New Zealand's biggest state science company, Agresearch, will use its expertise in animal genetics to help Auckland University researchers improve human health.
Agresearch and the university's Liggins Institute yesterday signed an agreement to carry out research in developmental biochemistry and physiology, and to apply the new knowledge of growth and development to both biomedicine and farm livestock.
The agreement will open the way for integrated research on the biology of the earliest periods of life from conception, through foetal development, to adulthood.
The deal was signed at Ruakura research centre near Hamilton by Agresearch chairman Rick Christie and the Liggins Institute research director Professor Murray Mitchell.
Liggins Institute director Professor Peter Gluckman said both sets of researchers would benefit.

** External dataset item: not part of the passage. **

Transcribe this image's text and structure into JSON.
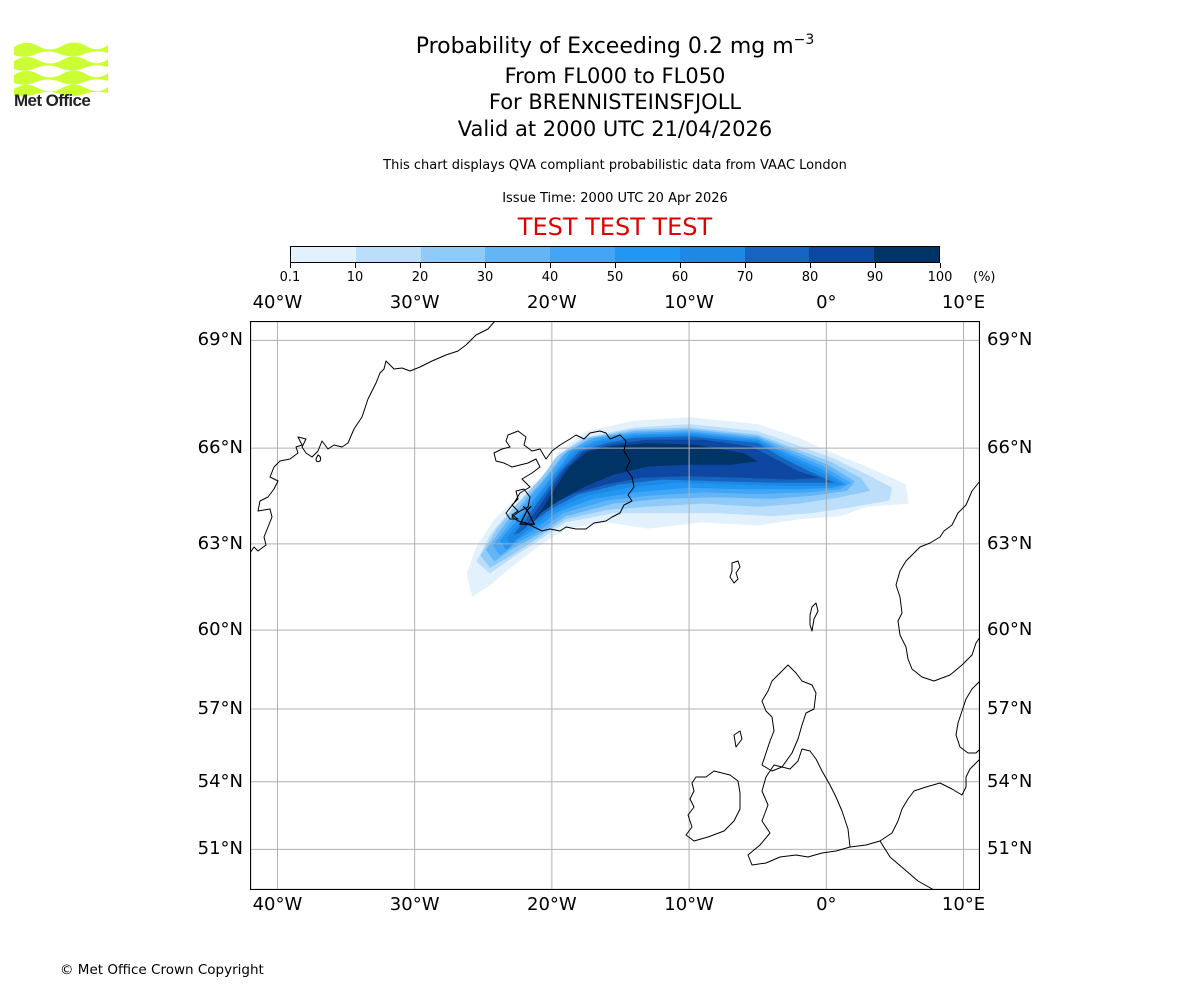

"We are both doing ground-breaking work in reproductive sciences -- in foetal development and life-long consequences for health and disease," he said.

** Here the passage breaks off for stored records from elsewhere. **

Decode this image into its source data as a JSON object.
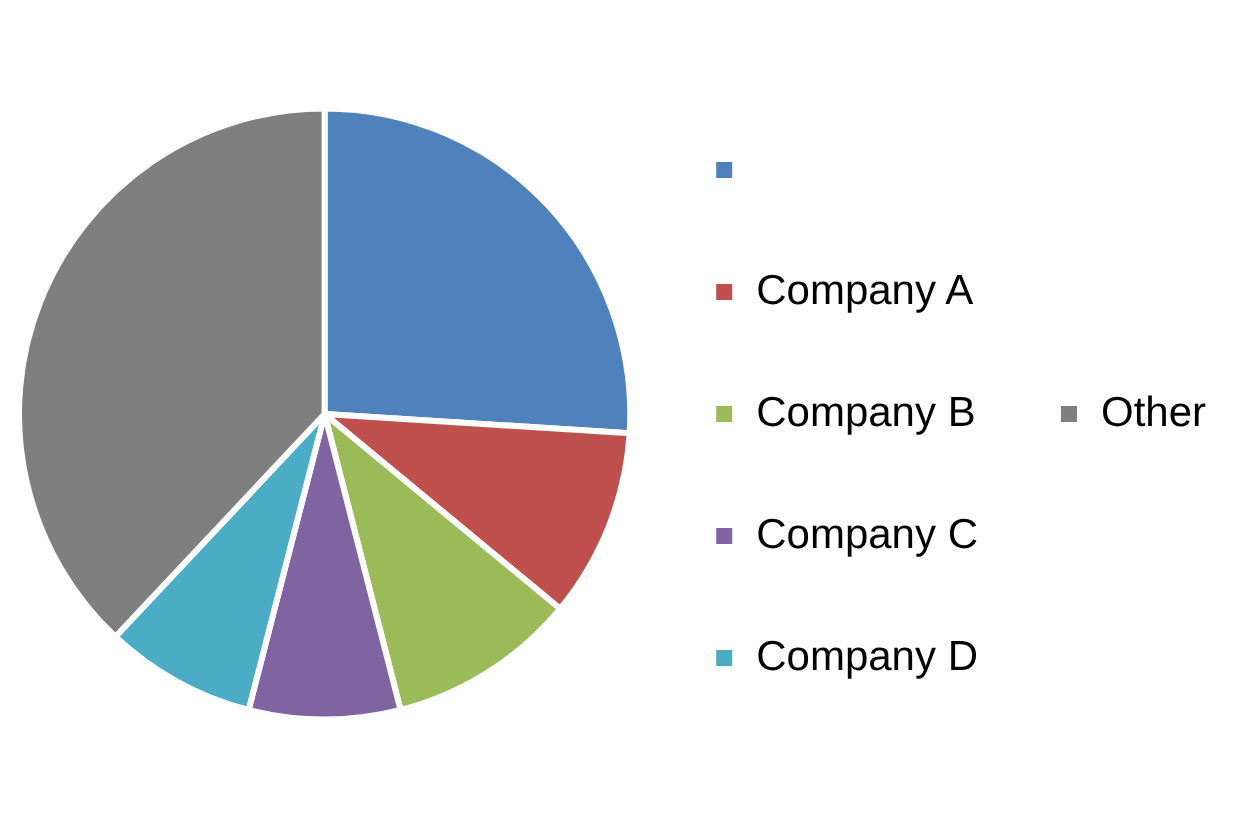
{
  "chart_data": {
    "type": "pie",
    "categories": [
      null,
      "Company A",
      "Company B",
      "Company C",
      "Company D",
      "Other"
    ],
    "values": [
      26,
      10,
      10,
      8,
      8,
      38
    ],
    "colors": [
      "#4f81bd",
      "#c0504d",
      "#9bbb59",
      "#8064a2",
      "#4bacc6",
      "#7f7f7f"
    ],
    "legend": "right"
  }
}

"There are significant areas where we should not be duplicating our efforts -- in optimising nutrition around the time of conception, for example."
Mr Christie said the agreement was an important step toward an integrated approach to science-driven growth and innovation in New Zealand. Agresearch was committed to developing better animals for farmers, and animal genetics and reproduction was a key element.
"Like the Liggins Institute, we are well advanced in understanding genetic and environmental factors in animal growth, development and disease," he said.
The collaboration will include potential commercial applications for human health and farm animal productivity.